Ebola. È epidemia in Uganda: 14 vittime nelle ultime due settimane
Già colpito 4 volte dal 2000, nello stato africano scoppia un nuovo allarme per la terribile malattia: da due settimane a questa parte sono morte 14 persone e altre 20 sono state contagiate. L’ospedale della capitale Kampala in emergenza, con 20 impiegati in quarantena.
01 AGO - Erano passati diversi anni dall’ultima epidemia di ebola in Uganda: l’ultima era stata quella del 2007-2008, che colpì 149 persone e ne uccise 37. Ma oggi l’incubo sembra essere ritornato: da tre settimane a questa parte sono 14 le vittime nel paese, che sta vivendo una nuova ondata di contagi.
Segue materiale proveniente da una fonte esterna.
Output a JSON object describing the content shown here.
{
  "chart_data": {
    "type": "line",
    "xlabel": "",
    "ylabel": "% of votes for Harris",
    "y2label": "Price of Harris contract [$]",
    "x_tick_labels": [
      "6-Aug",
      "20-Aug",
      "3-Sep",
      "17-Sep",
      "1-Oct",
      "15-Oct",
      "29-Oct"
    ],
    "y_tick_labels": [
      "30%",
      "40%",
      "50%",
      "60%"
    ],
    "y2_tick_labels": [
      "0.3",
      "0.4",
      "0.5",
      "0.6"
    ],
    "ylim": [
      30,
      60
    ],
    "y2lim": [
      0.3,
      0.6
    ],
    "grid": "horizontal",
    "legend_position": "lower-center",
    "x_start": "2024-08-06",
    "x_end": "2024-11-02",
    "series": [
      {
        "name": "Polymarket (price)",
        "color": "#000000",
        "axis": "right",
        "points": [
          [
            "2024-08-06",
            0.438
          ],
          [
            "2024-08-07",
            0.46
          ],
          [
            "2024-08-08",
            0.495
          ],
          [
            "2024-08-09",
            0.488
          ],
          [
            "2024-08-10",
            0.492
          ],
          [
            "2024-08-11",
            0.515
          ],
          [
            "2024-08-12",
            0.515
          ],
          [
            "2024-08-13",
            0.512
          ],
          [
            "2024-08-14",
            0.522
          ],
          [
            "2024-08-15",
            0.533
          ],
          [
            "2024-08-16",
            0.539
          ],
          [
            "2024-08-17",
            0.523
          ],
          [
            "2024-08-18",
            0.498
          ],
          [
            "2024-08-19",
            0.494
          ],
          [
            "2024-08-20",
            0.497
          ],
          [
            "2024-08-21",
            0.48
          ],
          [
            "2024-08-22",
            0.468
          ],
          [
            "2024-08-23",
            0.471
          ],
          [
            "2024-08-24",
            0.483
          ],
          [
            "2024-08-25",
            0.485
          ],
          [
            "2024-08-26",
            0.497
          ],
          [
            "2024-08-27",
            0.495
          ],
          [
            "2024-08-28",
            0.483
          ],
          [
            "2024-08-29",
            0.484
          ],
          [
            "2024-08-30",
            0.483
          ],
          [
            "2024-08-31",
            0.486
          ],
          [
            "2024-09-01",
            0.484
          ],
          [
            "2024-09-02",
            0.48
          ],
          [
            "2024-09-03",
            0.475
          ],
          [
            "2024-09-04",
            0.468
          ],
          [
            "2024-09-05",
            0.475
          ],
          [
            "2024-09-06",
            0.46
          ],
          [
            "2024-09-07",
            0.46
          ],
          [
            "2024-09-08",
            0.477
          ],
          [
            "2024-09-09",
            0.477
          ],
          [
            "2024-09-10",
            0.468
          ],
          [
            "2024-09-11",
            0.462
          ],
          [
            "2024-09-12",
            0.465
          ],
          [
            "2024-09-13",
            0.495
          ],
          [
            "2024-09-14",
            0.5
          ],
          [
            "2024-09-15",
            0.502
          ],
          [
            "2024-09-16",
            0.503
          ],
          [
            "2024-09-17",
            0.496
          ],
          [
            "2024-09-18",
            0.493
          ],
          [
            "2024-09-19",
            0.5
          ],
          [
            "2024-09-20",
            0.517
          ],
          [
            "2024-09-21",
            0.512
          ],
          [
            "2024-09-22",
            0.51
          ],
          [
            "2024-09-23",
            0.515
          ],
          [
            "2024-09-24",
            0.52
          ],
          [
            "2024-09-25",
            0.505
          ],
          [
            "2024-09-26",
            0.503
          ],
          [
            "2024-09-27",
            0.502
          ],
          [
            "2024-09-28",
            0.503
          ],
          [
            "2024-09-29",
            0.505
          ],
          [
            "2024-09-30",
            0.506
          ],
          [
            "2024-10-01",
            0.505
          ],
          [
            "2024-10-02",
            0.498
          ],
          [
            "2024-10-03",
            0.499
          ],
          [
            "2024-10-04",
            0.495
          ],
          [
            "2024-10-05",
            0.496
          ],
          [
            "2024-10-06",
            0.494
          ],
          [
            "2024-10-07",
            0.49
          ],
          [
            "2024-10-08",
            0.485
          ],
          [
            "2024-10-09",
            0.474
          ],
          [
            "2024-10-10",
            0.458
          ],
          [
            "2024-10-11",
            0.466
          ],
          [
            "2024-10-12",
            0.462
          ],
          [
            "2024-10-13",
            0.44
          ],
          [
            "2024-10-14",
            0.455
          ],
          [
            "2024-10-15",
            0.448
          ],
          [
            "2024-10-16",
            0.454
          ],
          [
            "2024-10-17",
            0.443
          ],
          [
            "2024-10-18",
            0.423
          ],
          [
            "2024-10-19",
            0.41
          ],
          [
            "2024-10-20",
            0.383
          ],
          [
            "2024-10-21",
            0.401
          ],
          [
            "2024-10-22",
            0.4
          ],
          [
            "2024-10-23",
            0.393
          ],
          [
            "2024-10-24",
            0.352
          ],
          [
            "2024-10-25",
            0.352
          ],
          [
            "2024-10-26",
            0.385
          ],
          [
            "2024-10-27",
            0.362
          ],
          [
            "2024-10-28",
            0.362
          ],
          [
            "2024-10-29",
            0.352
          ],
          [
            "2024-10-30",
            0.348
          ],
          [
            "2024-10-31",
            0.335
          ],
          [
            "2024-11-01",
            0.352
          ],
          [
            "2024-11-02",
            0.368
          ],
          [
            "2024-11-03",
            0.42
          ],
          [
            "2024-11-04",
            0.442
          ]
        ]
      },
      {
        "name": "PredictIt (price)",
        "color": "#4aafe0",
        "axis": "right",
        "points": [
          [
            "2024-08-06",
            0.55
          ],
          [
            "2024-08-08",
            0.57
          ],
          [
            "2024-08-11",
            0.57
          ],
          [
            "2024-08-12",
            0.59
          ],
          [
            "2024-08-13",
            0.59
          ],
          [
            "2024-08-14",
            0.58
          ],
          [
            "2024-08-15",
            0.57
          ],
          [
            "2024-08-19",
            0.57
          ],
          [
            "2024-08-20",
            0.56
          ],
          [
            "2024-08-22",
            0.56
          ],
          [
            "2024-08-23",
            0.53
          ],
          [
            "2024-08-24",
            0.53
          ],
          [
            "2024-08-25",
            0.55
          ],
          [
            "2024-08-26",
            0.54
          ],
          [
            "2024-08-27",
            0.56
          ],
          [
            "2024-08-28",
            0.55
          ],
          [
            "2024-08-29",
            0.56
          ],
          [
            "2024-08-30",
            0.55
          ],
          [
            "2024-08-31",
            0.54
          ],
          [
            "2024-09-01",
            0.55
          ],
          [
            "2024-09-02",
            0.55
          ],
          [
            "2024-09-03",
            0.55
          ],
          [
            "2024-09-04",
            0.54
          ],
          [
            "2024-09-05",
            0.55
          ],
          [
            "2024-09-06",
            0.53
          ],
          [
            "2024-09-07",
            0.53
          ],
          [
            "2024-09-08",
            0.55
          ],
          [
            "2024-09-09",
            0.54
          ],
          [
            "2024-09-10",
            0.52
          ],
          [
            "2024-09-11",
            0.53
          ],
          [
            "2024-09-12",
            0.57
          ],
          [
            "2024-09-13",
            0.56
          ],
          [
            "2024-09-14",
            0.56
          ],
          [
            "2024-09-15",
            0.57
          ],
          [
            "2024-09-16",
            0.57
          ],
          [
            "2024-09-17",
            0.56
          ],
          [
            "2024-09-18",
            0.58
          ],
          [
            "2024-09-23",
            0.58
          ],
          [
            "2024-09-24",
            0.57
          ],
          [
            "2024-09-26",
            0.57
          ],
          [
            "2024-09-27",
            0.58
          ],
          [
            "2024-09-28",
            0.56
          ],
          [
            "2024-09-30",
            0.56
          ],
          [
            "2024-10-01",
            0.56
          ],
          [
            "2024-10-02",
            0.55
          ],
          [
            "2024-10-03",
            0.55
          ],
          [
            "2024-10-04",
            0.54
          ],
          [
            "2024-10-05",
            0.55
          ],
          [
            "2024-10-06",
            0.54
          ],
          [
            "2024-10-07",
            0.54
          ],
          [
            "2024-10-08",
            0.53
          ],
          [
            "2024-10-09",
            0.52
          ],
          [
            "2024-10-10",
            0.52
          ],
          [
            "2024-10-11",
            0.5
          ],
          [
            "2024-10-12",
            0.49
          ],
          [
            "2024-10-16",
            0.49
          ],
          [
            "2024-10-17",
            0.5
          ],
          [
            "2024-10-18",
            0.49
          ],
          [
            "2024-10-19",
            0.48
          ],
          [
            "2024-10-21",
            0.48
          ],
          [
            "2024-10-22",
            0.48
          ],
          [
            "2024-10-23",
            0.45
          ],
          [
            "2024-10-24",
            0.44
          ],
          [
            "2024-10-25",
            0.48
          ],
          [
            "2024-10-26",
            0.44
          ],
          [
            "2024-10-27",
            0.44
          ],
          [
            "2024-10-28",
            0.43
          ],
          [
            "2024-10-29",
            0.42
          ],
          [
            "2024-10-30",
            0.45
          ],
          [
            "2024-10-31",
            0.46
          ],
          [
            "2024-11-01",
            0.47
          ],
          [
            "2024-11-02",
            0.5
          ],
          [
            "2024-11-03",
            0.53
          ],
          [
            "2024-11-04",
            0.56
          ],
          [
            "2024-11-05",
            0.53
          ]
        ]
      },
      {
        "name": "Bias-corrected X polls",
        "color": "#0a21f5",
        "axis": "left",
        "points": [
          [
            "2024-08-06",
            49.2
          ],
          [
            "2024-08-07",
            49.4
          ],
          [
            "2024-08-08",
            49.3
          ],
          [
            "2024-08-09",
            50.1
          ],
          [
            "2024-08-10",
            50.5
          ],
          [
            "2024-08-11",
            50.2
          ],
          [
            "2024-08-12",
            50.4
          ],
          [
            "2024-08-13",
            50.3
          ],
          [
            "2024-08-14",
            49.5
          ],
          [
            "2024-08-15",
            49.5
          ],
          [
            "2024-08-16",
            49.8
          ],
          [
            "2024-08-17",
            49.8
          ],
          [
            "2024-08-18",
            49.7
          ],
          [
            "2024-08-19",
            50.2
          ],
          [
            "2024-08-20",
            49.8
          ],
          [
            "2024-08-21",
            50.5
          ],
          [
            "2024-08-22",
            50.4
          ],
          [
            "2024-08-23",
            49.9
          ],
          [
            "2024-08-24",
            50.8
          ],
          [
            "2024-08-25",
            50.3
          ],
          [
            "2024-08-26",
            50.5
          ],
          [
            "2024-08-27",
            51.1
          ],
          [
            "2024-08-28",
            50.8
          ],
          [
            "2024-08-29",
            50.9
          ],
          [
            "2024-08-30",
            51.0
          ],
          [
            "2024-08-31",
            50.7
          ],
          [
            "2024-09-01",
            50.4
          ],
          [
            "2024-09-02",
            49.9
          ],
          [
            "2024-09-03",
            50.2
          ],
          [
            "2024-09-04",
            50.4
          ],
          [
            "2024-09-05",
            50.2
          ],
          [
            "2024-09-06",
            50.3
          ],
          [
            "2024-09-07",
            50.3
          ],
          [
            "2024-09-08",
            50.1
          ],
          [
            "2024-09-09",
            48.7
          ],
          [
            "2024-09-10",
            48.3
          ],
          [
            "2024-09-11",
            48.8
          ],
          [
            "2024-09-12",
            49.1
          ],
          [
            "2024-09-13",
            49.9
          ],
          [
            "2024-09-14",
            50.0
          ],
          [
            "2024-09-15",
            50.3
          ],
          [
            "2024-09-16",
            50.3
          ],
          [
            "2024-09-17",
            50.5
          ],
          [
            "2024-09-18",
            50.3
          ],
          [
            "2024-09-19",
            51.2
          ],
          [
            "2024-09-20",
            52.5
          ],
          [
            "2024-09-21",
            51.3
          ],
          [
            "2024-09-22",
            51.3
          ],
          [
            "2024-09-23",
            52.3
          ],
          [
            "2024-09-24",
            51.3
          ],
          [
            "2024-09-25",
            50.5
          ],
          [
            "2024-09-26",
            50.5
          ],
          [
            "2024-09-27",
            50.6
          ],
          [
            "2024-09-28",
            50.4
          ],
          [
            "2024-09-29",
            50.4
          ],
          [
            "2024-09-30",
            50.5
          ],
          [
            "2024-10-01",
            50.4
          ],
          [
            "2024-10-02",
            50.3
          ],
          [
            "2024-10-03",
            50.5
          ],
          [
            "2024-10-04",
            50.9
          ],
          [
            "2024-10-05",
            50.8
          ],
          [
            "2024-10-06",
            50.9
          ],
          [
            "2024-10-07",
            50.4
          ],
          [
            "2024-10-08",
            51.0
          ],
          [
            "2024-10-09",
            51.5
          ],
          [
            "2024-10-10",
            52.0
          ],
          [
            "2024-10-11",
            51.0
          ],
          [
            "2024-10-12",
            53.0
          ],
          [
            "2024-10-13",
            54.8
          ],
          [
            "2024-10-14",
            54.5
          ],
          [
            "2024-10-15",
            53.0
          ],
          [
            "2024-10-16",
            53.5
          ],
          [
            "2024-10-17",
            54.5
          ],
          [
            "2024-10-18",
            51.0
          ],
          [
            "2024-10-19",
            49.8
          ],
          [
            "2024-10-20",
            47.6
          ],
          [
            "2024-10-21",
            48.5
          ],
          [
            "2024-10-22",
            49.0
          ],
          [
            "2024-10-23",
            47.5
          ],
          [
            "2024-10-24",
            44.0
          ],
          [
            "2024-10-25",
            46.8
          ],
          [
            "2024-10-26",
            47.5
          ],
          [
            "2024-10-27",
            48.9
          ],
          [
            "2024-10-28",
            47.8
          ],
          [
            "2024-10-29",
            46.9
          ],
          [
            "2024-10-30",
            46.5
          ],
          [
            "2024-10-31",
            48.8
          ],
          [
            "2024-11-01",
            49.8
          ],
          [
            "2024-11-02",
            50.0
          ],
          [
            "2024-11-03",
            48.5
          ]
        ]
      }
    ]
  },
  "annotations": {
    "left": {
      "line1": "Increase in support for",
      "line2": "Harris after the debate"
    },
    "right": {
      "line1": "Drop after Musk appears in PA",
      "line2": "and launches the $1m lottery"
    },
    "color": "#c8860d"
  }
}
La speranza ora è che la devastazione non eguagli quella dell’epidemia più grande tra quelle che hanno colpito il paese, avvenuta nel 2000, per la quale si ammalarono 425 persone, e ne morirono più della metà. Si tratta del quarto episodio epidemico da allora.
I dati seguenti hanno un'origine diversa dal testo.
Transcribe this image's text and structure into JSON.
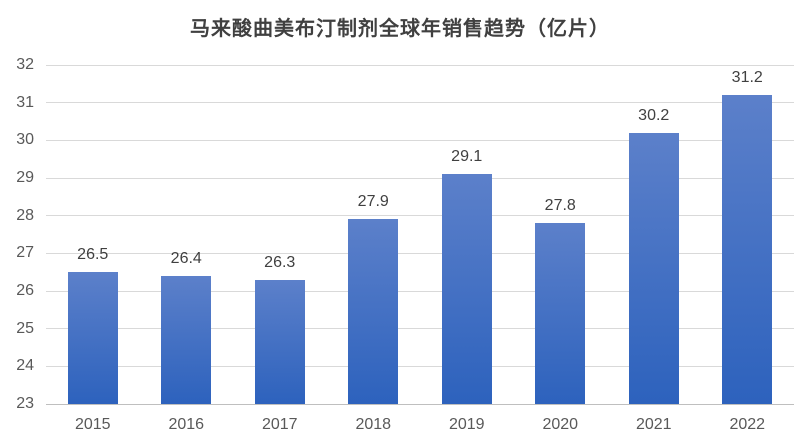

L’ebola è una delle malattie più aggressive del mondo, può uccidere fino al 90% delle persone infette. È causata da un virus conosciuto in cinque diversi ceppi, e causa una febbre emorragica, oltre a debolezza, vomito, mal di testa e problemi ai reni. Ad oggi non esistono né vaccino né cura. Si diffonde tramite contatto e per questo l’unico modo i contenere l’epidemia è quello di cercare chiunque abbia incontrato i malati e porre queste persone in quarantena. “Non solo bisogna evitare contatti intimi, ma anche le strette di mano dovrebbero essere bandite”, ha ricordato Yoweri Museveni, il presidente ugandese, prendendo atto della gravità della situazione. La situazione era infatti stata sottovalutata finora: i primi contagi sono avvenuti già all’inizio di luglio nel distretto di Kibaale, a circa 170 km dalla capitale Kampala. Ad oggi, sono 14 i morti e almeno 20 i contagiati, mentre si è diffusa la notizia che nell’ospedale della capitale, quello di riferimento per l’emergenza, sette dottori e 13 operatori sanitari sono in quarantena per precauzione.
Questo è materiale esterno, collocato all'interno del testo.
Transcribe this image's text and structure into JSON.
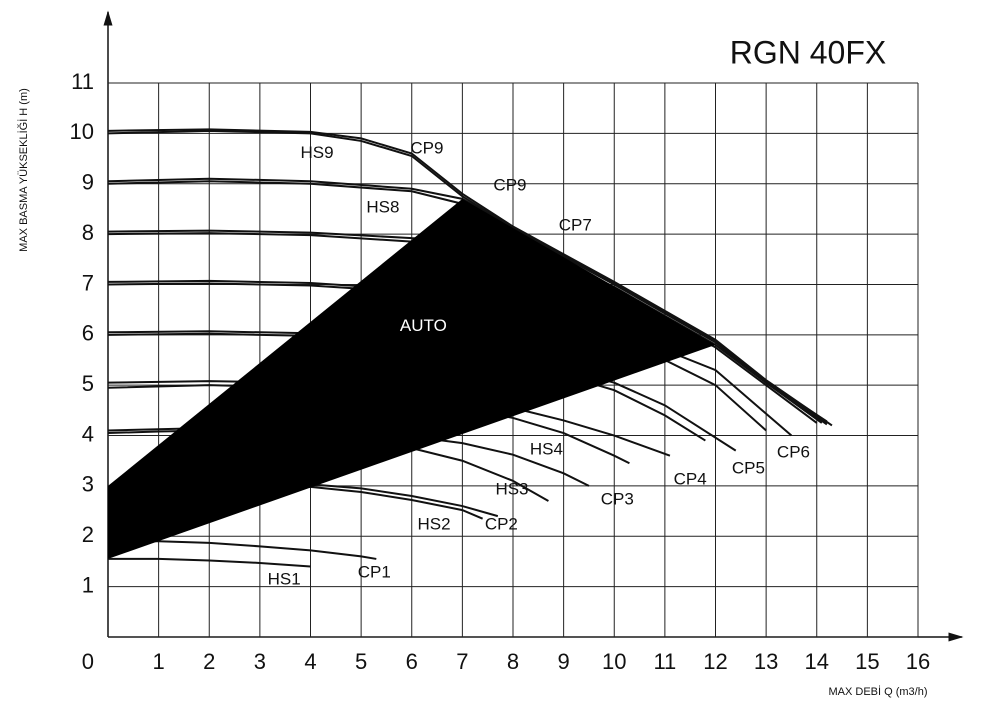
{
  "chart_data": {
    "type": "line",
    "title": "RGN 40FX",
    "x_label": "MAX DEBİ  Q (m3/h)",
    "y_label": "MAX BASMA YÜKSEKLİĞİ H (m)",
    "xlim": [
      0,
      16
    ],
    "ylim": [
      0,
      11
    ],
    "xticks": [
      1,
      2,
      3,
      4,
      5,
      6,
      7,
      8,
      9,
      10,
      11,
      12,
      13,
      14,
      15,
      16
    ],
    "yticks": [
      0,
      1,
      2,
      3,
      4,
      5,
      6,
      7,
      8,
      9,
      10,
      11
    ],
    "grid": true,
    "color": "#111111",
    "series": [
      {
        "name": "HS1",
        "x": [
          0,
          1,
          2,
          3,
          4
        ],
        "values": [
          1.55,
          1.55,
          1.52,
          1.47,
          1.4
        ]
      },
      {
        "name": "CP1",
        "x": [
          0,
          1,
          2,
          3,
          4,
          5,
          5.3
        ],
        "values": [
          1.9,
          1.9,
          1.87,
          1.8,
          1.72,
          1.6,
          1.55
        ]
      },
      {
        "name": "HS2",
        "x": [
          2,
          3,
          4,
          5,
          6,
          7,
          7.4
        ],
        "values": [
          3.0,
          3.0,
          2.98,
          2.88,
          2.72,
          2.52,
          2.35
        ]
      },
      {
        "name": "CP2",
        "x": [
          2,
          3,
          4,
          5,
          6,
          7,
          7.7
        ],
        "values": [
          3.05,
          3.05,
          3.03,
          2.95,
          2.8,
          2.6,
          2.4
        ]
      },
      {
        "name": "HS3",
        "x": [
          0,
          1,
          2,
          3,
          4,
          5,
          6,
          7,
          8,
          8.7
        ],
        "values": [
          4.05,
          4.08,
          4.1,
          4.08,
          4.0,
          3.9,
          3.75,
          3.5,
          3.1,
          2.7
        ]
      },
      {
        "name": "CP3",
        "x": [
          0,
          2,
          4,
          6,
          7,
          8,
          9,
          9.5
        ],
        "values": [
          4.1,
          4.15,
          4.12,
          3.98,
          3.85,
          3.62,
          3.25,
          3.0
        ]
      },
      {
        "name": "HS4",
        "x": [
          0,
          2,
          4,
          6,
          8,
          9,
          10,
          10.3
        ],
        "values": [
          4.95,
          5.0,
          4.95,
          4.75,
          4.35,
          4.05,
          3.6,
          3.45
        ]
      },
      {
        "name": "CP4",
        "x": [
          0,
          2,
          4,
          6,
          8,
          9,
          10,
          11.1
        ],
        "values": [
          5.05,
          5.08,
          5.05,
          4.9,
          4.55,
          4.3,
          4.0,
          3.6
        ]
      },
      {
        "x": [
          0,
          2,
          4,
          6,
          8,
          10,
          11,
          11.8
        ],
        "values": [
          6.0,
          6.02,
          5.98,
          5.85,
          5.5,
          4.9,
          4.4,
          3.9
        ]
      },
      {
        "name": "CP5",
        "x": [
          0,
          2,
          4,
          6,
          8,
          10,
          11,
          12.4
        ],
        "values": [
          6.05,
          6.07,
          6.03,
          5.9,
          5.6,
          5.05,
          4.6,
          3.7
        ]
      },
      {
        "x": [
          0,
          2,
          4,
          6,
          8,
          10,
          12,
          13.0
        ],
        "values": [
          7.0,
          7.02,
          6.98,
          6.85,
          6.5,
          6.0,
          5.0,
          4.1
        ]
      },
      {
        "name": "CP6",
        "x": [
          0,
          2,
          4,
          6,
          8,
          10,
          12,
          13.5
        ],
        "values": [
          7.05,
          7.07,
          7.03,
          6.9,
          6.6,
          6.1,
          5.3,
          4.0
        ]
      },
      {
        "x": [
          0,
          2,
          4,
          6,
          8,
          10,
          12,
          13,
          14
        ],
        "values": [
          8.0,
          8.02,
          7.98,
          7.85,
          7.6,
          6.85,
          5.75,
          5.0,
          4.25
        ]
      },
      {
        "name": "CP7",
        "x": [
          0,
          2,
          4,
          6,
          8,
          10,
          12,
          13,
          14.2
        ],
        "values": [
          8.05,
          8.07,
          8.03,
          7.92,
          7.9,
          6.95,
          5.8,
          5.05,
          4.25
        ]
      },
      {
        "name": "HS8",
        "x": [
          0,
          2,
          4,
          6,
          7,
          8,
          10,
          12,
          13,
          14.1
        ],
        "values": [
          9.0,
          9.05,
          9.0,
          8.85,
          8.6,
          8.1,
          7.0,
          5.85,
          5.05,
          4.25
        ]
      },
      {
        "name": "CP9",
        "x": [
          0,
          2,
          4,
          6,
          7,
          8,
          10,
          12,
          13,
          14.2
        ],
        "values": [
          9.05,
          9.1,
          9.05,
          8.9,
          8.7,
          8.12,
          7.02,
          5.87,
          5.07,
          4.28
        ]
      },
      {
        "name": "HS9",
        "x": [
          0,
          2,
          4,
          5,
          6,
          7,
          8,
          10,
          12,
          13,
          14.2
        ],
        "values": [
          10.0,
          10.05,
          10.0,
          9.85,
          9.55,
          8.75,
          8.12,
          7.02,
          5.87,
          5.07,
          4.22
        ]
      },
      {
        "name": "CP9",
        "x": [
          0,
          2,
          4,
          5,
          6,
          7,
          8,
          10,
          12,
          13,
          14.3
        ],
        "values": [
          10.05,
          10.08,
          10.03,
          9.9,
          9.6,
          8.8,
          8.15,
          7.05,
          5.9,
          5.1,
          4.2
        ]
      }
    ],
    "auto_region": {
      "x": [
        0,
        7,
        12,
        0
      ],
      "y": [
        3.0,
        8.7,
        5.8,
        1.55
      ],
      "color": "#000000"
    },
    "annotations": [
      {
        "text": "AUTO",
        "x": 6.23,
        "y": 6.16,
        "color": "#ffffff"
      },
      {
        "text": "HS1",
        "x": 3.48,
        "y": 1.13
      },
      {
        "text": "CP1",
        "x": 5.26,
        "y": 1.27
      },
      {
        "text": "HS2",
        "x": 6.44,
        "y": 2.22
      },
      {
        "text": "CP2",
        "x": 7.77,
        "y": 2.22
      },
      {
        "text": "HS3",
        "x": 7.98,
        "y": 2.92
      },
      {
        "text": "CP3",
        "x": 10.06,
        "y": 2.72
      },
      {
        "text": "HS4",
        "x": 8.66,
        "y": 3.71
      },
      {
        "text": "CP4",
        "x": 11.5,
        "y": 3.12
      },
      {
        "text": "CP5",
        "x": 12.65,
        "y": 3.34
      },
      {
        "text": "CP6",
        "x": 13.54,
        "y": 3.65
      },
      {
        "text": "CP7",
        "x": 9.23,
        "y": 8.16
      },
      {
        "text": "HS8",
        "x": 5.43,
        "y": 8.52
      },
      {
        "text": "CP9",
        "x": 7.94,
        "y": 8.95
      },
      {
        "text": "HS9",
        "x": 4.13,
        "y": 9.6
      },
      {
        "text": "CP9",
        "x": 6.3,
        "y": 9.69
      }
    ]
  }
}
In particolare l’attuale epidemia è stata sottovalutata anche perché i pazienti non presentavano uno dei sintomi più famosi della malattia, ovvero il sanguinamento. Tuttavia, precisano i medici, una delle difficoltà di diagnosi clinica nei primissimi giorni, è proprio l’aspecificità dei sintomi iniziali: questo tipo di segno è visibile solo in meno della metà dei pazienti, mentre i sintomi principali sono diarrea e vomito, e talvolta anche un singhiozzo persistente.
La patologia: come agisce? (dal sito dell’Iss)
L’infezione ha un esordio improvviso e un decorso acuto, l’incubazione può andare dai 2 ai 21 giorni (in media una settimana), a cui fanno seguito manifestazioni cliniche come febbre, astenia profonda, cefalea, artralgie e mialgie, iniezione congiuntivale, faringite, vomito e diarrea, a volte esantema maculo-papuloso. I fenomeni emorragici sia cutanei che viscerali, compaiono in genere al sesto-settimo giorno e sono fatali nel 60-70% dei casi. Si tratta di sanguinamenti a carico del tratto gastrointestinale (ematemesi e melena) e dei polmoni. Si accompagnano a petecchie, epistassi, ematuria, emorragie sottocongiuntivali e gengivali, meno-metrorragie. Non è chiaro quali meccanismi individuali consentano il superamento della malattia, anche se nei soggetti deceduti è descritta una risposta immunitaria sufficiente al momento del decesso.
Non esistono test commerciali disponibili per la diagnosi. Nei primi giorni la conferma del caso si ottiene con l’isolamento del virus (la viremia persiste per 2-3 settimane) attraverso l’inoculazione in colture cellulari di un campione di sangue. Accanto al prelievo di sangue, che comporta un rischio biologico elevato per l’operatore, l’esame può essere condotto anche su altri liquidi corporei (saliva e urine), con invasività minore e probabilità inferiore di esposizione al contagio.
In più non esistono interventi specifici. La terapia è sintomatica. In particolare, vanno controllati e trattati l’equilibrio idro-elettrolitico, l’ossigenazione, la pressione arteriosa e le eventuali sovrainfezioni.